Gertrude Himmelfarb and the Connection between Religion and Liberty https://mosaicmagazine.com/picks/history-ideas/2023/03/gertrude-himmelfarb-and-the-connection-between-religion-and-liberty/

March 30, 2023 | Yuval Levin
About the author: Yuval Levin is the director of Social, Cultural, and Constitutional Studies at the American Enterprise Institute, where he also holds the Beth and Ravenel Curry Chair in Public Policy.

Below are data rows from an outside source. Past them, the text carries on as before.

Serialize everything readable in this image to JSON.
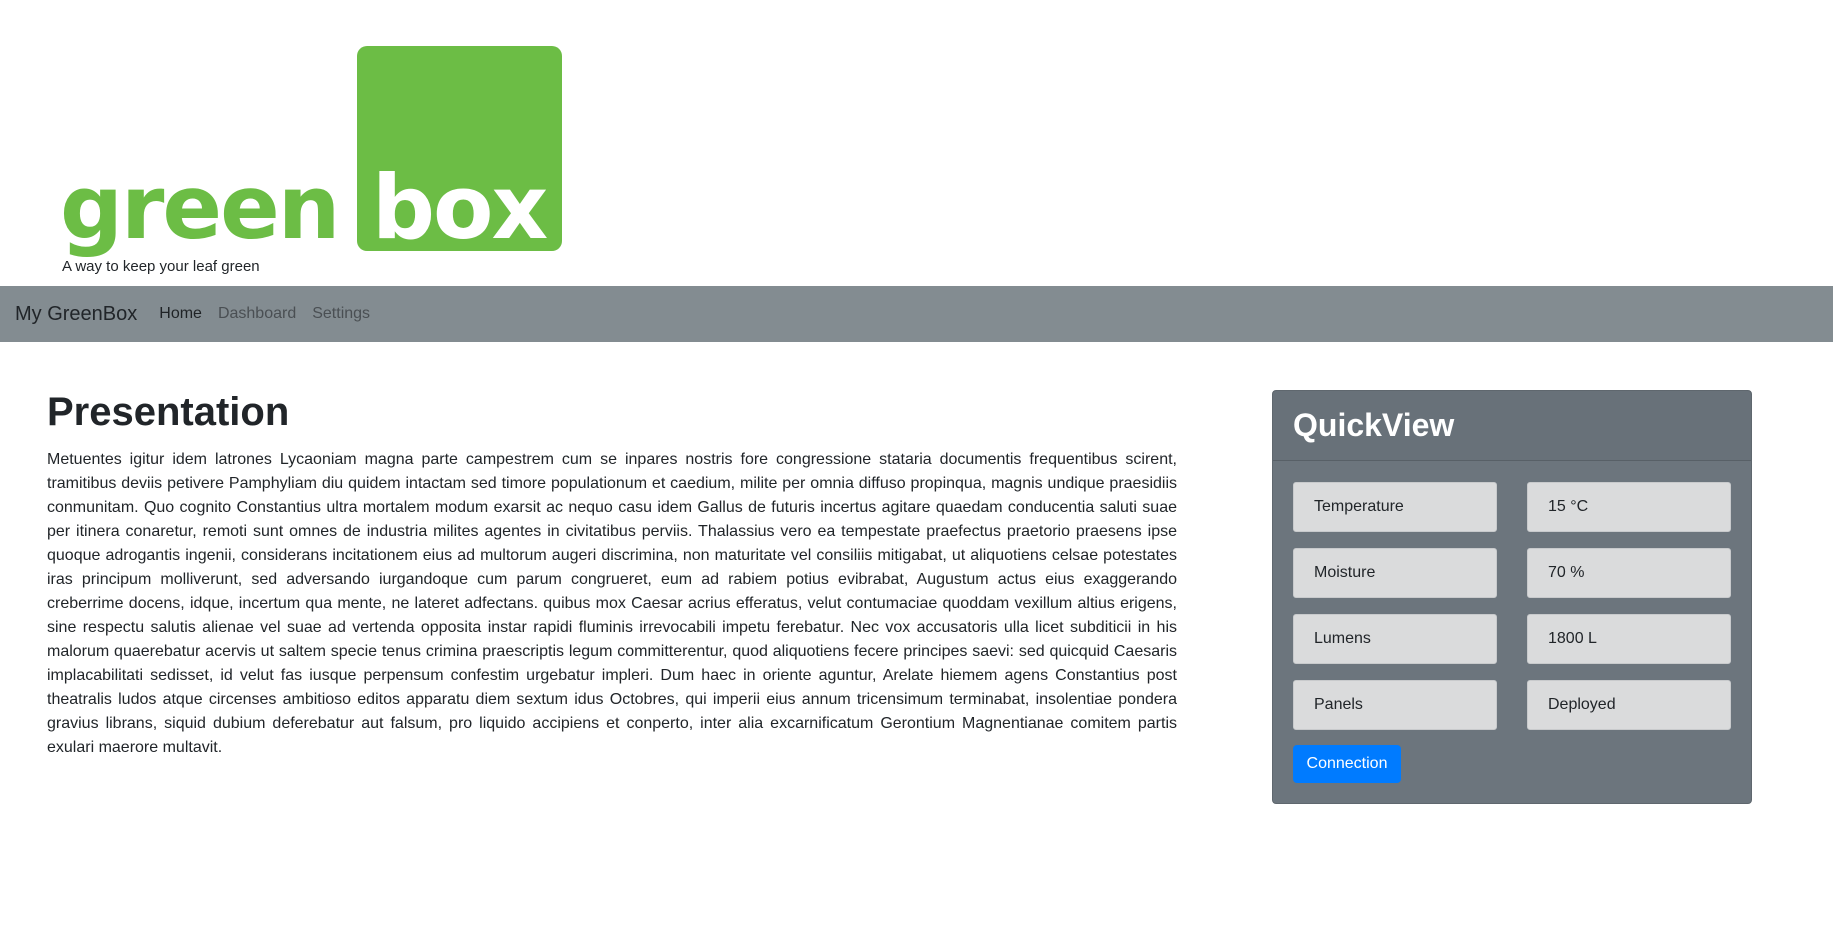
{
  "logo": {
    "word_left": "green",
    "word_right": "box",
    "tagline": "A way to keep your leaf green",
    "brand_color": "#6cbd45"
  },
  "nav": {
    "brand": "My GreenBox",
    "items": [
      {
        "label": "Home",
        "active": true
      },
      {
        "label": "Dashboard",
        "active": false
      },
      {
        "label": "Settings",
        "active": false
      }
    ],
    "background": "#838c91"
  },
  "main": {
    "title": "Presentation",
    "body": "Metuentes igitur idem latrones Lycaoniam magna parte campestrem cum se inpares nostris fore congressione stataria documentis frequentibus scirent, tramitibus deviis petivere Pamphyliam diu quidem intactam sed timore populationum et caedium, milite per omnia diffuso propinqua, magnis undique praesidiis conmunitam. Quo cognito Constantius ultra mortalem modum exarsit ac nequo casu idem Gallus de futuris incertus agitare quaedam conducentia saluti suae per itinera conaretur, remoti sunt omnes de industria milites agentes in civitatibus perviis. Thalassius vero ea tempestate praefectus praetorio praesens ipse quoque adrogantis ingenii, considerans incitationem eius ad multorum augeri discrimina, non maturitate vel consiliis mitigabat, ut aliquotiens celsae potestates iras principum molliverunt, sed adversando iurgandoque cum parum congrueret, eum ad rabiem potius evibrabat, Augustum actus eius exaggerando creberrime docens, idque, incertum qua mente, ne lateret adfectans. quibus mox Caesar acrius efferatus, velut contumaciae quoddam vexillum altius erigens, sine respectu salutis alienae vel suae ad vertenda opposita instar rapidi fluminis irrevocabili impetu ferebatur. Nec vox accusatoris ulla licet subditicii in his malorum quaerebatur acervis ut saltem specie tenus crimina praescriptis legum committerentur, quod aliquotiens fecere principes saevi: sed quicquid Caesaris implacabilitati sedisset, id velut fas iusque perpensum confestim urgebatur impleri. Dum haec in oriente aguntur, Arelate hiemem agens Constantius post theatralis ludos atque circenses ambitioso editos apparatu diem sextum idus Octobres, qui imperii eius annum tricensimum terminabat, insolentiae pondera gravius librans, siquid dubium deferebatur aut falsum, pro liquido accipiens et conperto, inter alia excarnificatum Gerontium Magnentianae comitem partis exulari maerore multavit."
  },
  "quickview": {
    "title": "QuickView",
    "rows": [
      {
        "label": "Temperature",
        "value": "15 °C"
      },
      {
        "label": "Moisture",
        "value": "70 %"
      },
      {
        "label": "Lumens",
        "value": "1800 L"
      },
      {
        "label": "Panels",
        "value": "Deployed"
      }
    ],
    "button_label": "Connection",
    "button_color": "#007bff",
    "card_color": "#6c757d"
  }
}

The founder and editor of National Affairs, he is also a senior editor at The New Atlantis, a contributing editor at National Review, and a contributing opinion writer at The New York Times.

Reflecting on the legacy of the late historian Gertrude Himmelfarb, Yuval Levin explains her attraction to the Victorian historian and thinker Lord Acton, who was the subject of her first book:

[Himmelfarb] found Acton and other leading Victorians particularly instructive regarding what she termed “the paradox of liberalism”—the idea that, in prioritizing individual liberty above all other political goods, modern liberalism threatened to undermine the moral foundations of individual liberty, and therefore of its own strength.

Acton was a keen student of this problem, and he understood it to be rooted in an ideal of the individual that had its merits but was frequently taken too far. His answer was not to abandon liberalism but to insist that it be tethered to traditional religion, to the benefit of both. “The liberals wanted political freedom at the expense of the church,” Himmelfarb wrote, “and the traditional Catholics wanted the church at the expense of political freedom. Acton knew that in a non-Catholic state the church’s freedom could only be guaranteed by a free society so that people who wanted religious freedom needed to be friends of genuine liberal freedom.” But he also knew that they needed to insist that religious freedom was a fundamentally communal freedom, and therefore that liberal societies must be made aware of more than individual liberties and prerogatives.

Over more than 70 years of engaging and careful scholarship, Gertrude Himmelfarb not only enabled us to know the Victorians far better; she also made it possible for us to answer the ever-present fear of irrevocable decline with a model of the replenishment of moral capital—and so of the possibility of renewal. A historian with moral clarity and purpose, her influence will continue to reverberate for as long as liberalism’s future depends upon its friendly critics.